The SEC recently proposed adding to the required corporate compensation disclosures a rule that would require disclosure of the compensation paid the three most highly paid non-executive officers of a company. The rule would mostly hit firms like Wall Street trading houses, where top traders often can make more than the CEO. It also, however, would have hit Hollywood very hard - so hard that the proposal was known as the Katie Couric clause (since Couric likely will be the most highly paid employee of CBS). I still think there's a plausible argument for requiring such disclosure:
In some industries, of which Hollywood is the leading but not only example, there are key employees who don't technically meet the statutory definition of a corporate officer, but who are very highly paid and critical to the success or failure of the firm.

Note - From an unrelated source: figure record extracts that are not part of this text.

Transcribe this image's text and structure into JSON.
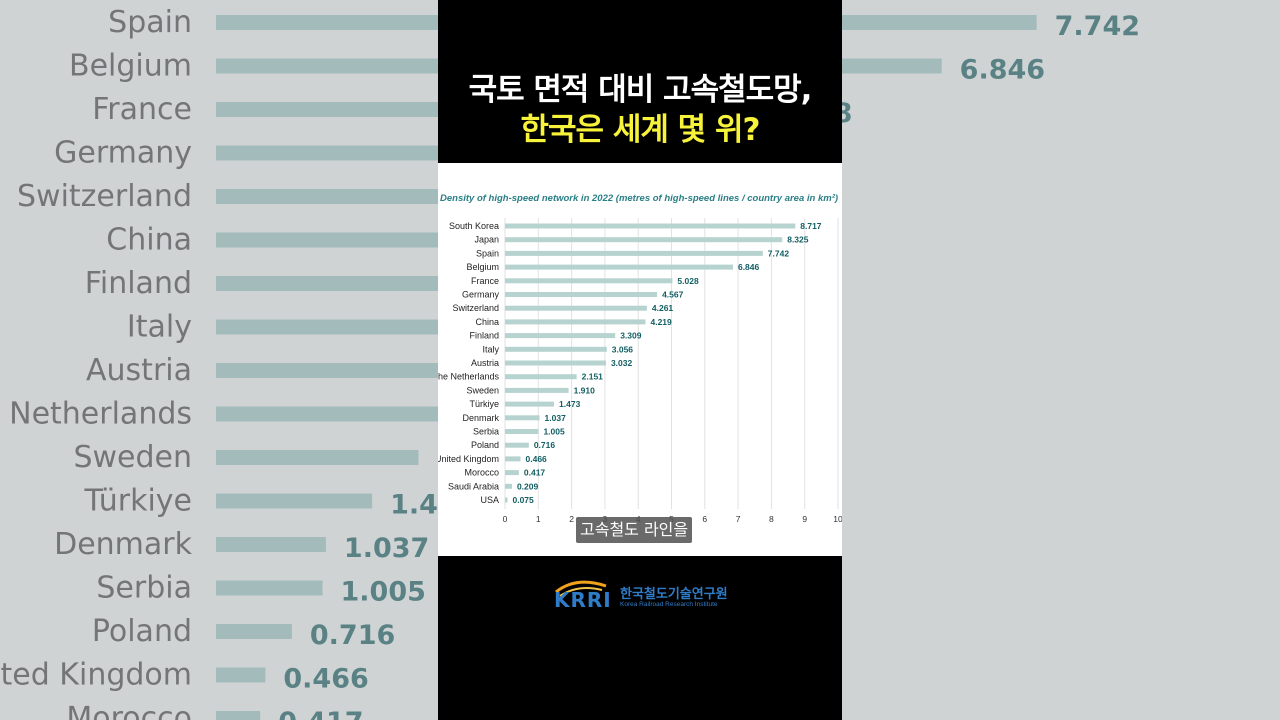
{
  "headline": {
    "line1": "국토 면적 대비 고속철도망,",
    "line2": "한국은 세계 몇 위?"
  },
  "caption": "고속철도 라인을",
  "logo": {
    "mark_text": "KRRI",
    "org_name_ko": "한국철도기술연구원",
    "org_name_en": "Korea Railroad Research Institute"
  },
  "colors": {
    "bar": "#b7d3d0",
    "value_label": "#115e63",
    "title": "#2a7f86",
    "headline_highlight": "#f7f33a"
  },
  "chart_data": {
    "type": "bar",
    "orientation": "horizontal",
    "title": "Density of high-speed network in 2022 (metres of high-speed lines / country area in km²)",
    "categories": [
      "South Korea",
      "Japan",
      "Spain",
      "Belgium",
      "France",
      "Germany",
      "Switzerland",
      "China",
      "Finland",
      "Italy",
      "Austria",
      "The Netherlands",
      "Sweden",
      "Türkiye",
      "Denmark",
      "Serbia",
      "Poland",
      "United Kingdom",
      "Morocco",
      "Saudi Arabia",
      "USA"
    ],
    "values": [
      8.717,
      8.325,
      7.742,
      6.846,
      5.028,
      4.567,
      4.261,
      4.219,
      3.309,
      3.056,
      3.032,
      2.151,
      1.91,
      1.473,
      1.037,
      1.005,
      0.716,
      0.466,
      0.417,
      0.209,
      0.075
    ],
    "value_labels": [
      "8.717",
      "8.325",
      "7.742",
      "6.846",
      "5.028",
      "4.567",
      "4.261",
      "4.219",
      "3.309",
      "3.056",
      "3.032",
      "2.151",
      "1.910",
      "1.473",
      "1.037",
      "1.005",
      "0.716",
      "0.466",
      "0.417",
      "0.209",
      "0.075"
    ],
    "xlim": [
      0,
      10
    ],
    "xticks": [
      "0",
      "1",
      "2",
      "3",
      "4",
      "5",
      "6",
      "7",
      "8",
      "9",
      "10"
    ],
    "grid": true,
    "legend": "none"
  }
}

Why then should be disclosure limited to statutory officers?
The chief counter-argument is that the salary of folks like Couric is much more likely to be the product of market forces and arms-length bargaining than is a CEO's salary.
In any case, it looks like Hollywood's won this fight. The W$J reports that the SEC "is expected to scrap or significantly alter" the proposal.
Chairman Chris Cox is setting out the sound policy argument:
Chairman Christopher Cox said he is less concerned about pay for actors and athletes than executives, because the stars' pay is set by market forces. "The difference with executive compensation," Mr. Cox said, crediting two professors, "is that boards of directors of public companies don't always negotiate at arms' length with their executives. And as a result, the executives are often able to influence the level of their own compensation."
There's something curious about the arguments being advanced by other SEC Commissioners:
Democrat Roel Campos said the provision no longer seemed necessary to include. "Investor groups did not see this as very important to them in their need to analyze executive compensation," he said.
What's curious about Campos' argument is that the SEC traditionally has been a very paternalistic agency: It has been concerned with mandating the kinds of disclosures the SEC thinks investors should want rather than with identifying disclosures that investors actually want. Is Campos signalling that SEC policy making might actually become more market-responsive? Or is it just smoke and mirrors to cover caving into Hollywood?